To protest the development of a proposed copper mine at Oak Float, a sacred site in Arizona long used for Apache coming-of-age ceremonies, Honor the Treaties brought together Tommy GreyEyes, a Navajo Nation artist, with members of the San Carlos Apache tribe. The artist enlarged a photo of an Native woman with a knife and wheat-pasted it onto a water tank across from the only grocery store in the area. “Everyone saw it,” he recalls. “The text on the image read, Tu ba Ch’naa, which means water is life.”
“We were able to share our message in a way that touched people who would otherwise be unaware of the issues,” he says. “In a lot of ways, using street art to convey these messages helped to propel ideas to become actual movements.”
Meanwhile, on GreyEyes’s own reservation in northern Arizona, a series of outdoor artworks by both indigenous and non-Native artists from across the United States relate the history of the region and its people. Collectively called the Painted Desert Project, the program was initiated in 2009 by Chip Thomas, a family doctor who has lived and worked around the reservation for over 30 years.
Some indigenous artists, including Fragua, feel that only Native American artists should be permitted to make work on these reservations. But GreyEyes says collaborations are opportunities.
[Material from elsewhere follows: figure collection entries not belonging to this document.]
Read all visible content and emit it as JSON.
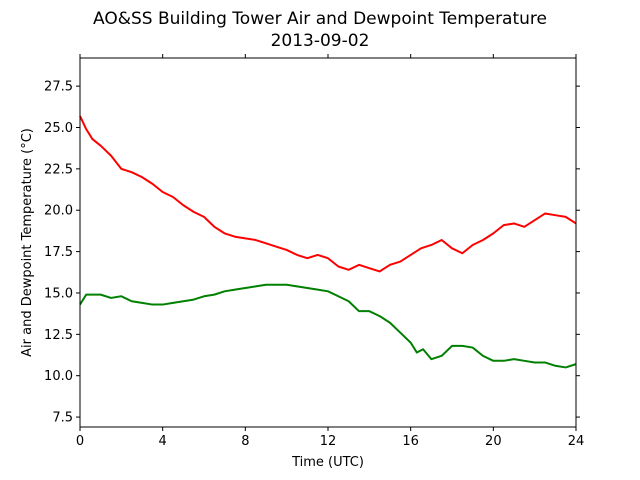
{
  "chart_data": {
    "type": "line",
    "title": "AO&SS Building Tower Air and Dewpoint Temperature",
    "subtitle": "2013-09-02",
    "xlabel": "Time (UTC)",
    "ylabel": "Air and Dewpoint Temperature (°C)",
    "xlim": [
      0,
      24
    ],
    "ylim": [
      6.9,
      29.2
    ],
    "xticks": [
      0,
      4,
      8,
      12,
      16,
      20,
      24
    ],
    "xtick_labels": [
      "0",
      "4",
      "8",
      "12",
      "16",
      "20",
      "24"
    ],
    "yticks": [
      7.5,
      10.0,
      12.5,
      15.0,
      17.5,
      20.0,
      22.5,
      25.0,
      27.5
    ],
    "ytick_labels": [
      "7.5",
      "10.0",
      "12.5",
      "15.0",
      "17.5",
      "20.0",
      "22.5",
      "25.0",
      "27.5"
    ],
    "grid": false,
    "series": [
      {
        "color": "#ff0000",
        "x": [
          0,
          0.3,
          0.6,
          1.0,
          1.5,
          2.0,
          2.5,
          3.0,
          3.5,
          4.0,
          4.5,
          5.0,
          5.5,
          6.0,
          6.5,
          7.0,
          7.5,
          8.0,
          8.5,
          9.0,
          9.5,
          10.0,
          10.5,
          11.0,
          11.5,
          12.0,
          12.5,
          13.0,
          13.5,
          14.0,
          14.5,
          15.0,
          15.5,
          16.0,
          16.5,
          17.0,
          17.5,
          18.0,
          18.5,
          19.0,
          19.5,
          20.0,
          20.5,
          21.0,
          21.5,
          22.0,
          22.5,
          23.0,
          23.5,
          24.0
        ],
        "y": [
          25.7,
          24.9,
          24.3,
          23.9,
          23.3,
          22.5,
          22.3,
          22.0,
          21.6,
          21.1,
          20.8,
          20.3,
          19.9,
          19.6,
          19.0,
          18.6,
          18.4,
          18.3,
          18.2,
          18.0,
          17.8,
          17.6,
          17.3,
          17.1,
          17.3,
          17.1,
          16.6,
          16.4,
          16.7,
          16.5,
          16.3,
          16.7,
          16.9,
          17.3,
          17.7,
          17.9,
          18.2,
          17.7,
          17.4,
          17.9,
          18.2,
          18.6,
          19.1,
          19.2,
          19.0,
          19.4,
          19.8,
          19.7,
          19.6,
          19.2
        ]
      },
      {
        "color": "#008000",
        "x": [
          0,
          0.3,
          0.6,
          1.0,
          1.5,
          2.0,
          2.5,
          3.0,
          3.5,
          4.0,
          4.5,
          5.0,
          5.5,
          6.0,
          6.5,
          7.0,
          7.5,
          8.0,
          8.5,
          9.0,
          9.5,
          10.0,
          10.5,
          11.0,
          11.5,
          12.0,
          12.5,
          13.0,
          13.5,
          14.0,
          14.5,
          15.0,
          15.5,
          16.0,
          16.3,
          16.6,
          17.0,
          17.5,
          18.0,
          18.5,
          19.0,
          19.5,
          20.0,
          20.5,
          21.0,
          21.5,
          22.0,
          22.5,
          23.0,
          23.5,
          24.0
        ],
        "y": [
          14.3,
          14.9,
          14.9,
          14.9,
          14.7,
          14.8,
          14.5,
          14.4,
          14.3,
          14.3,
          14.4,
          14.5,
          14.6,
          14.8,
          14.9,
          15.1,
          15.2,
          15.3,
          15.4,
          15.5,
          15.5,
          15.5,
          15.4,
          15.3,
          15.2,
          15.1,
          14.8,
          14.5,
          13.9,
          13.9,
          13.6,
          13.2,
          12.6,
          12.0,
          11.4,
          11.6,
          11.0,
          11.2,
          11.8,
          11.8,
          11.7,
          11.2,
          10.9,
          10.9,
          11.0,
          10.9,
          10.8,
          10.8,
          10.6,
          10.5,
          10.7
        ]
      }
    ]
  }
}
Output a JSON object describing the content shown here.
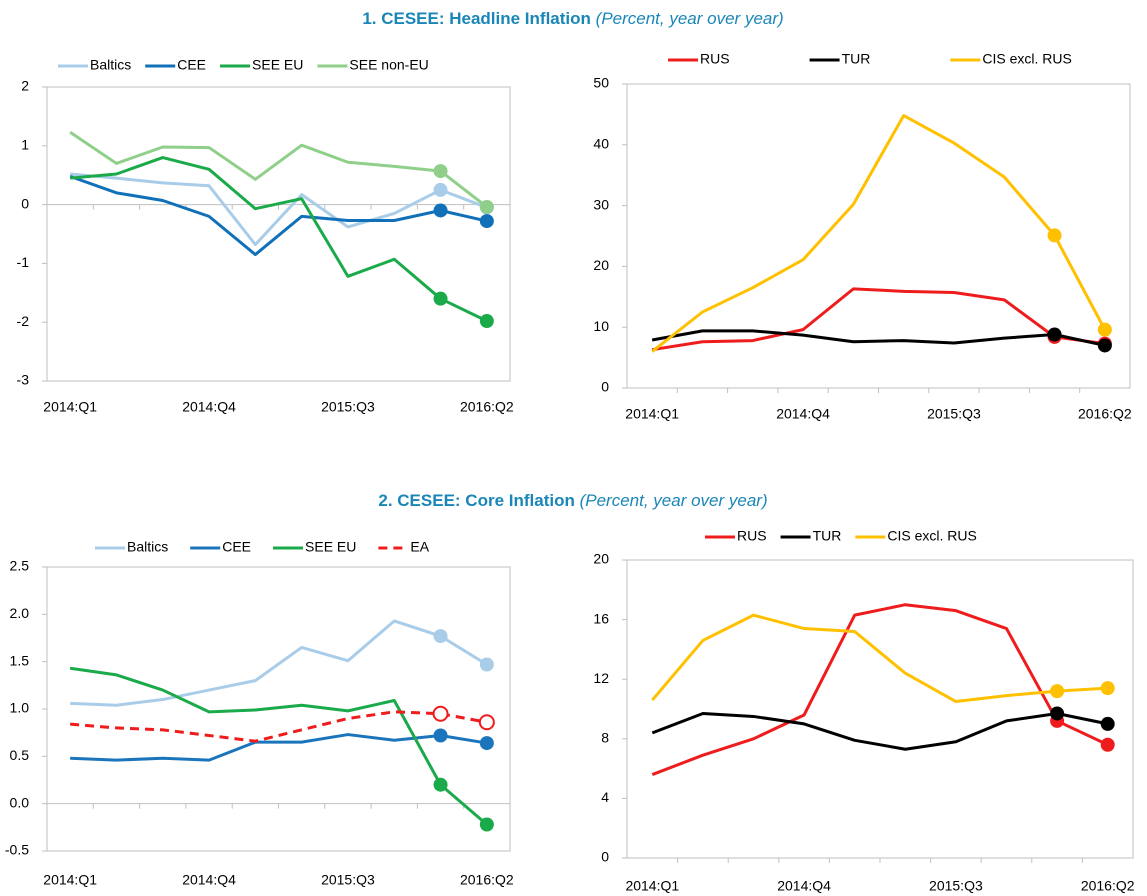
{
  "sections": [
    {
      "title": "1. CESEE: Headline Inflation",
      "subtitle": "(Percent, year over year)"
    },
    {
      "title": "2. CESEE: Core Inflation",
      "subtitle": "(Percent, year over year)"
    }
  ],
  "chart_data": [
    {
      "type": "line",
      "categories": [
        "2014:Q1",
        null,
        null,
        "2014:Q4",
        null,
        null,
        "2015:Q3",
        null,
        null,
        "2016:Q2"
      ],
      "ylim": [
        -3,
        2
      ],
      "yticks": [
        -3,
        -2,
        -1,
        0,
        1,
        2
      ],
      "series": [
        {
          "name": "Baltics",
          "color": "#a9cce8",
          "marker": "filled",
          "values": [
            0.52,
            0.45,
            0.37,
            0.32,
            -0.68,
            0.17,
            -0.38,
            -0.15,
            0.25,
            -0.05
          ]
        },
        {
          "name": "CEE",
          "color": "#1070b8",
          "marker": "filled",
          "values": [
            0.48,
            0.2,
            0.07,
            -0.2,
            -0.85,
            -0.2,
            -0.27,
            -0.27,
            -0.1,
            -0.28
          ]
        },
        {
          "name": "SEE EU",
          "color": "#1aaa4a",
          "marker": "filled",
          "values": [
            0.45,
            0.52,
            0.8,
            0.6,
            -0.07,
            0.1,
            -1.22,
            -0.93,
            -1.6,
            -1.98
          ]
        },
        {
          "name": "SEE non-EU",
          "color": "#8fcf8a",
          "marker": "filled",
          "values": [
            1.23,
            0.7,
            0.98,
            0.97,
            0.43,
            1.01,
            0.72,
            0.65,
            0.57,
            -0.04
          ]
        }
      ]
    },
    {
      "type": "line",
      "categories": [
        "2014:Q1",
        null,
        null,
        "2014:Q4",
        null,
        null,
        "2015:Q3",
        null,
        null,
        "2016:Q2"
      ],
      "ylim": [
        0,
        50
      ],
      "yticks": [
        0,
        10,
        20,
        30,
        40,
        50
      ],
      "series": [
        {
          "name": "RUS",
          "color": "#ee1c1c",
          "marker": "filled",
          "values": [
            6.3,
            7.6,
            7.8,
            9.6,
            16.3,
            15.9,
            15.7,
            14.5,
            8.4,
            7.3
          ]
        },
        {
          "name": "TUR",
          "color": "#000000",
          "marker": "filled",
          "values": [
            7.9,
            9.4,
            9.4,
            8.7,
            7.6,
            7.8,
            7.4,
            8.2,
            8.8,
            7.0
          ]
        },
        {
          "name": "CIS excl. RUS",
          "color": "#ffc000",
          "marker": "filled",
          "values": [
            6.0,
            12.5,
            16.5,
            21.1,
            30.2,
            44.8,
            40.3,
            34.7,
            25.1,
            9.6
          ]
        }
      ]
    },
    {
      "type": "line",
      "categories": [
        "2014:Q1",
        null,
        null,
        "2014:Q4",
        null,
        null,
        "2015:Q3",
        null,
        null,
        "2016:Q2"
      ],
      "ylim": [
        -0.5,
        2.5
      ],
      "yticks": [
        -0.5,
        {
          "value": 0,
          "label": "0.0"
        },
        0.5,
        {
          "value": 1,
          "label": "1.0"
        },
        1.5,
        {
          "value": 2,
          "label": "2.0"
        },
        2.5
      ],
      "series": [
        {
          "name": "Baltics",
          "color": "#a9cce8",
          "marker": "filled",
          "values": [
            1.06,
            1.04,
            1.1,
            1.2,
            1.3,
            1.65,
            1.51,
            1.93,
            1.77,
            1.47
          ]
        },
        {
          "name": "CEE",
          "color": "#1b75bc",
          "marker": "filled",
          "values": [
            0.48,
            0.46,
            0.48,
            0.46,
            0.65,
            0.65,
            0.73,
            0.67,
            0.72,
            0.64
          ]
        },
        {
          "name": "SEE EU",
          "color": "#1aaa4a",
          "marker": "filled",
          "values": [
            1.43,
            1.36,
            1.2,
            0.97,
            0.99,
            1.04,
            0.98,
            1.09,
            0.2,
            -0.22
          ]
        },
        {
          "name": "EA",
          "color": "#ee1c1c",
          "marker": "open",
          "dash": true,
          "values": [
            0.84,
            0.8,
            0.78,
            0.72,
            0.66,
            0.78,
            0.9,
            0.97,
            0.95,
            0.86
          ]
        }
      ]
    },
    {
      "type": "line",
      "categories": [
        "2014:Q1",
        null,
        null,
        "2014:Q4",
        null,
        null,
        "2015:Q3",
        null,
        null,
        "2016:Q2"
      ],
      "ylim": [
        0,
        20
      ],
      "yticks": [
        0,
        4,
        8,
        12,
        16,
        20
      ],
      "series": [
        {
          "name": "RUS",
          "color": "#ee1c1c",
          "marker": "filled",
          "values": [
            5.6,
            6.9,
            8.0,
            9.6,
            16.3,
            17.0,
            16.6,
            15.4,
            9.2,
            7.6
          ]
        },
        {
          "name": "TUR",
          "color": "#000000",
          "marker": "filled",
          "values": [
            8.4,
            9.7,
            9.5,
            9.0,
            7.9,
            7.3,
            7.8,
            9.2,
            9.7,
            9.0
          ]
        },
        {
          "name": "CIS excl. RUS",
          "color": "#ffc000",
          "marker": "filled",
          "values": [
            10.6,
            14.6,
            16.3,
            15.4,
            15.2,
            12.4,
            10.5,
            10.9,
            11.2,
            11.4
          ]
        }
      ]
    }
  ]
}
“I got to influence my colleagues by sharing parts of the Navajo way,” he says. “I saw my colleagues honoring the ways of Navajos through their art.”
For now, the Painted Desert Project and Indian Alley appear to be the only places where Native American-made murals are being concentrated.
“I wish there were more public spaces like that,” Randall says.
“There’s not really anything else in the country,” Ziegler adds. “In this whole country, with all these people, why isn’t there more?”